Разговор завязывается упорный и долгий. Под конец она говорит:
— Знаете, я человек старый, мне уже терять нечего. Пойдемте.
Спускаемся за ней по лестнице, выходим из Альбертинума и через небольшую площадь идем к величественному обгоревшему зданию, стоящему над Эльбой.
— Академия, — говорит Франц.
Спускаемся в темный, глубокий подвал. Захаров светит своим фонариком. Пусто. Угольная пыль под ногами. Тяжелые цементные своды. Фрау Рагна останавливается.
— Если вы не страшитесь риска, — говорит она, — и если вы действительно хотите помочь…
Она умолкает и, подумав, заканчивает:
— Может быть, я и не должна этого делать… Но я не могу. Дело в том, что… Одним словом, где-то здесь они рыли туннель…
Медленно идем вдоль стен, светя фонариком, и в конце концов натыкаемся на сравнительно свежее пятно цементной штукатурки. Кузнецов тихонько свистит.
— Толу бы шашечку, — говорит Захаров.
Времени на размышления мало. Посылаю Захарова в батальон с запиской к комбату. Через час он возвращается, ведя за собой полуторку с бойцами. В ход идут саперные ломики и киркомотыги. Красный кирпич брызгами разлетается в стороны, и вскоре глубокий темный пролом становится достаточным.

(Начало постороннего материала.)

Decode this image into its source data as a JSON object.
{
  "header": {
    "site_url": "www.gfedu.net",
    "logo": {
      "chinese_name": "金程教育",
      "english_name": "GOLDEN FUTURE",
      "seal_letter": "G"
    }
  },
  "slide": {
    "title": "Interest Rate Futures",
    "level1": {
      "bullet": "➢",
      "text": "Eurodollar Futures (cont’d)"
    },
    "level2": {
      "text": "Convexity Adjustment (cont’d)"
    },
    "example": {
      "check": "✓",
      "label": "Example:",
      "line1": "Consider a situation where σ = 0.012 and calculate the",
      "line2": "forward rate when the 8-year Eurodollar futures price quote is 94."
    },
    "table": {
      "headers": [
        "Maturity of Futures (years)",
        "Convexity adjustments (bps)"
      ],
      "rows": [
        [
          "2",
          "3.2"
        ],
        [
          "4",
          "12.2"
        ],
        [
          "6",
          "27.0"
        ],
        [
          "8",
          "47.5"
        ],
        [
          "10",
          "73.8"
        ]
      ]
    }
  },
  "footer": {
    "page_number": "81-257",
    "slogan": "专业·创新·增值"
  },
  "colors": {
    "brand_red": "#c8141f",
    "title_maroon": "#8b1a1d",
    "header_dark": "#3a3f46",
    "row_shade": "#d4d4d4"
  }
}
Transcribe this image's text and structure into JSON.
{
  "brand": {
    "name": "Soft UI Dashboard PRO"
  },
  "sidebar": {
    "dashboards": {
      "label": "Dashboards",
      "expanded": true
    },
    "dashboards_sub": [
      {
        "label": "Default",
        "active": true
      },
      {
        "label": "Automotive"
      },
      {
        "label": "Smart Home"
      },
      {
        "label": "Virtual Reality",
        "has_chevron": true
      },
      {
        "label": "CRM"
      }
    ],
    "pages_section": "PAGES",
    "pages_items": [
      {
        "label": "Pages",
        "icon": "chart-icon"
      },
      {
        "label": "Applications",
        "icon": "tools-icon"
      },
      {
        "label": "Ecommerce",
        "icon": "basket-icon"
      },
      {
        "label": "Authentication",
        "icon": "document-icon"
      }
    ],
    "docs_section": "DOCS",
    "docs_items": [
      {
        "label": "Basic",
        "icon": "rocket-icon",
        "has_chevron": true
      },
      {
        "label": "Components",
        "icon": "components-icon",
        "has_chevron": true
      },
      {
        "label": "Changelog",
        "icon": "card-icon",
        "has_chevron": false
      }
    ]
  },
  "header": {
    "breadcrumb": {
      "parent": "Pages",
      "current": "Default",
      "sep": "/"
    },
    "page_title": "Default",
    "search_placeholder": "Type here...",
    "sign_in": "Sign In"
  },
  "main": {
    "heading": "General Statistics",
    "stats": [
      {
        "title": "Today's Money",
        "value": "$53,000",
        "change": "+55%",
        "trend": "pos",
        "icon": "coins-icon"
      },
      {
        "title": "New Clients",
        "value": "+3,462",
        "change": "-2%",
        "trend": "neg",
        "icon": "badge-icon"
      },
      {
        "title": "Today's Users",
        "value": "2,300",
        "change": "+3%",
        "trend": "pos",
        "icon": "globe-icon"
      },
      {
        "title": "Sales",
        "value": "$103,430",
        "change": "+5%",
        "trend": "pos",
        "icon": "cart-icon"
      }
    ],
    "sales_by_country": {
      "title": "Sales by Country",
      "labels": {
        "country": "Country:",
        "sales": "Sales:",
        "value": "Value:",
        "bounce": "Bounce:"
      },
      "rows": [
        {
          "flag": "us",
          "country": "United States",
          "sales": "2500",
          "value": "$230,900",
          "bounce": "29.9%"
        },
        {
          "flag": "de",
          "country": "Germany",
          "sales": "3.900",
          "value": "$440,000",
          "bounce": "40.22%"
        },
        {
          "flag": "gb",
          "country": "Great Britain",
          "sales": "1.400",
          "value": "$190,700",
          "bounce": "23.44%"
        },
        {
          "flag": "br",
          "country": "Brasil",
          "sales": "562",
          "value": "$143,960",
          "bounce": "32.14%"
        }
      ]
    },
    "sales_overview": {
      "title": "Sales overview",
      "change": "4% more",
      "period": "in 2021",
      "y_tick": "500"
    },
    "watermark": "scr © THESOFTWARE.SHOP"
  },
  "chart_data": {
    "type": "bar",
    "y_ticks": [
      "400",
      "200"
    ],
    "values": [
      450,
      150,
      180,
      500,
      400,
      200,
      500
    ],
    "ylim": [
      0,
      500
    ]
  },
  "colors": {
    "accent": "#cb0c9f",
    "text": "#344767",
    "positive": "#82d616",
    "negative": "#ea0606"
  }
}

Влезаем поодиночке. Беру у Захарова фонарик, — слабый луч вырывает из тьмы запрокинутую мраморную голову, и сразу вслед за ней — еще одну, и еще, и еще, и еще… В первые секунды перехватывает дыхание. Стою и очумело вожу фонариком. И потом вижу, как фрау Рагна, стоя рядом со мной, плачет, сняв очки и утирая обильные слезы.
Шесть ящиков тола стояли в туннеле, полном ценнейших скульптур. Шесть ящиков с шашками, капсюлями-детонаторами и проводами, выведенными наружу. Вероятно, только стремительное развитие событий помешало гауляйтеру Саксонии Мучману привести в исполнение план, санкционированный Геббельсом. «Кениг Му» — так называли Мучмана в Дрездене. Люди отворачивались к витринам, когда по улицам мчался, завывая сиреной, его бронированный автомобиль.
Итак, с одной стороны американские бомбы, а с другой — «отечественная», гитлеровская взрывчатка. Было над чем подумать. Ясно, что тяжелые, нетранспортабельные скульптуры увезти подальше не удалось. Но где же картины? И что с ними? Что их ждет?